Guillain-Barré syndrome (GBS) is an inflammation of the covering that surrounds nerve cells of the brain and spinal cord. The basis of the inflammation is not conclusively known, but is generally considered to arise from a malfunctioning immune system that recognizes host tissues as being foreign. The inflammation reaction damages the nerves of the brain and spinal cord, producing weakness in the muscles, loss of sensation (such as the sense of touch in the fingers), or outright paralysis.

GBS is termed a syndrome rather than a disease because there is no conclusive evidence to support the possibility that a specific disease-causing agent such as a bacteria or a virus is the direct cause of the malady. Infections may be a trigger to the development of GBS, however.

Description

The syndrome is named after George Charles Guillen and Jean-Alexandre Barré, French co-authors of a classic paper on the syndrome that was published in 1916. A third author, André Strohl, was not subsequently associated with the syndrome that was the subject of the paper.

GBS is a rare and acute disorder. An acute disorder displays a rapid appearance of symptoms, and a rapid worsening of the symptoms. In the case of GBS, symptoms typically appear over just a single day. Most often, symptoms are first noticed in the feet and legs. The symptoms often progress to involve different parts of the body over the next several days to several weeks. In addition, during that time other more severe symptoms can appear. In more than 90% of cases, the symptoms reach their peak by four weeks.

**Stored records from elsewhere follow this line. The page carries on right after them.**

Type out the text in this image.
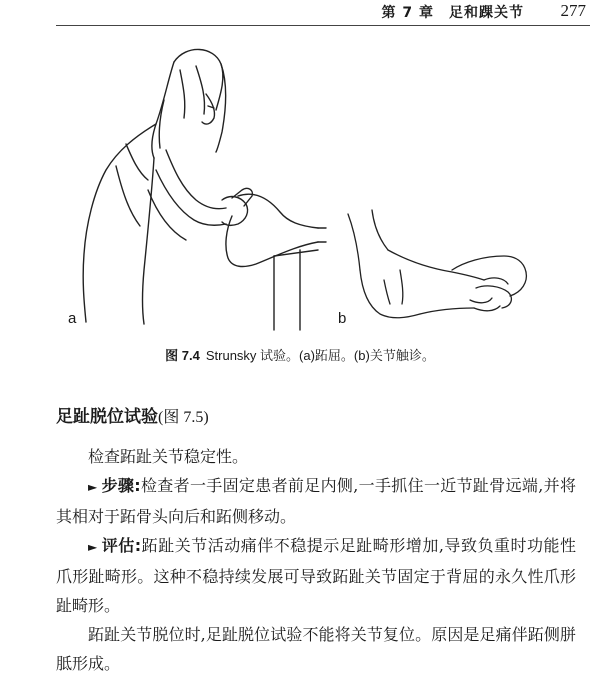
第 7 章　足和踝关节 277
a	b
图 7.4 Strunsky 试验。(a)跖屈。(b)关节触诊。
足趾脱位试验(图 7.5)

检查跖趾关节稳定性。

► 步骤:检查者一手固定患者前足内侧,一手抓住一近节趾骨远端,并将其相对于跖骨头向后和跖侧移动。

► 评估:跖趾关节活动痛伴不稳提示足趾畸形增加,导致负重时功能性爪形趾畸形。这种不稳持续发展可导致跖趾关节固定于背屈的永久性爪形趾畸形。

跖趾关节脱位时,足趾脱位试验不能将关节复位。原因是足痛伴跖侧胼胝形成。
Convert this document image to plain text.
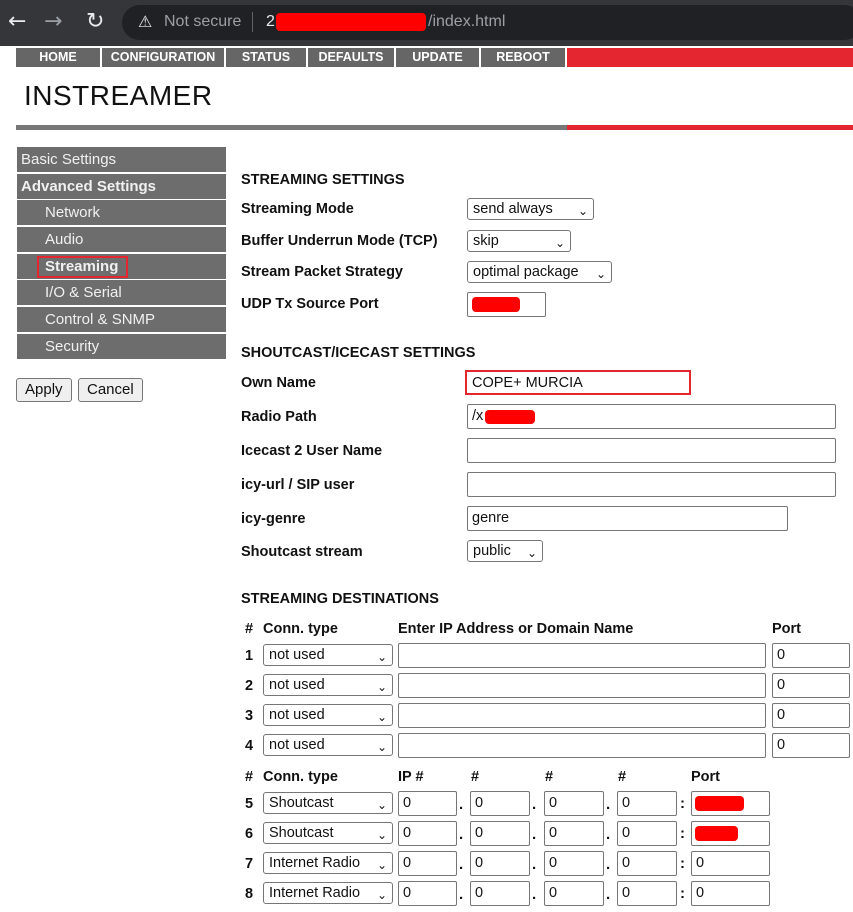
← → ↻ ⚠ Not secure 2	/index.html
HOME	CONFIGURATION	STATUS	DEFAULTS	UPDATE	REBOOT
INSTREAMER
Basic Settings
Advanced Settings
Network
Audio
Streaming
I/O & Serial
Control & SNMP
Security
Apply	Cancel
STREAMING SETTINGS
Streaming Mode	send always ⌄
Buffer Underrun Mode (TCP)	skip	⌄
Stream Packet Strategy	optimal package ⌄
UDP Tx Source Port
SHOUTCAST/ICECAST SETTINGS
Own Name	COPE+ MURCIA
Radio Path	/x
Icecast 2 User Name
icy-url / SIP user
icy-genre	genre
Shoutcast stream	public ⌄
STREAMING DESTINATIONS
# Conn. type	Enter IP Address or Domain Name	Port
1	not used	⌄	0
2	not used	⌄	0
3	not used	⌄	0
4	not used	⌄	0
# Conn. type	IP #	#	#	#	Port
5	Shoutcast	⌄	0	. 0	. 0	. 0	:
6	Shoutcast	⌄	0	. 0	. 0	. 0	:
7	Internet Radio ⌄	0	. 0	. 0	. 0	: 0
8	Internet Radio ⌄	0	. 0	. 0	. 0	: 0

The syndrome is an inflammatory disorder, in which a person's own immune system attacks the nerves outside the brain and the spinal cord. These nerves are known as peripheral nerves. The nerve inflammation that occurs can damage the nerve cells. The covering (sheath) of a fatty material called myelin that surrounds the cells can be lost. This loss is called demyelination.

Additionally, the elongated portion of the nerve cell called the axon can be killed. This phenomenon is called denervation. The axon conveys electrical impulses to more distant areas of muscles, and from one nerve cell to another. Demyelination and denervation bring about muscle weakness, loss of sensation, or paralysis because the affected nerves cannot transmit signals to muscles. This loss of signal transmission inhibits the muscles from being able to respond to nerve signals. As well, the brain receives fewer signals and the person can become unable to feel heat, cold, or pain.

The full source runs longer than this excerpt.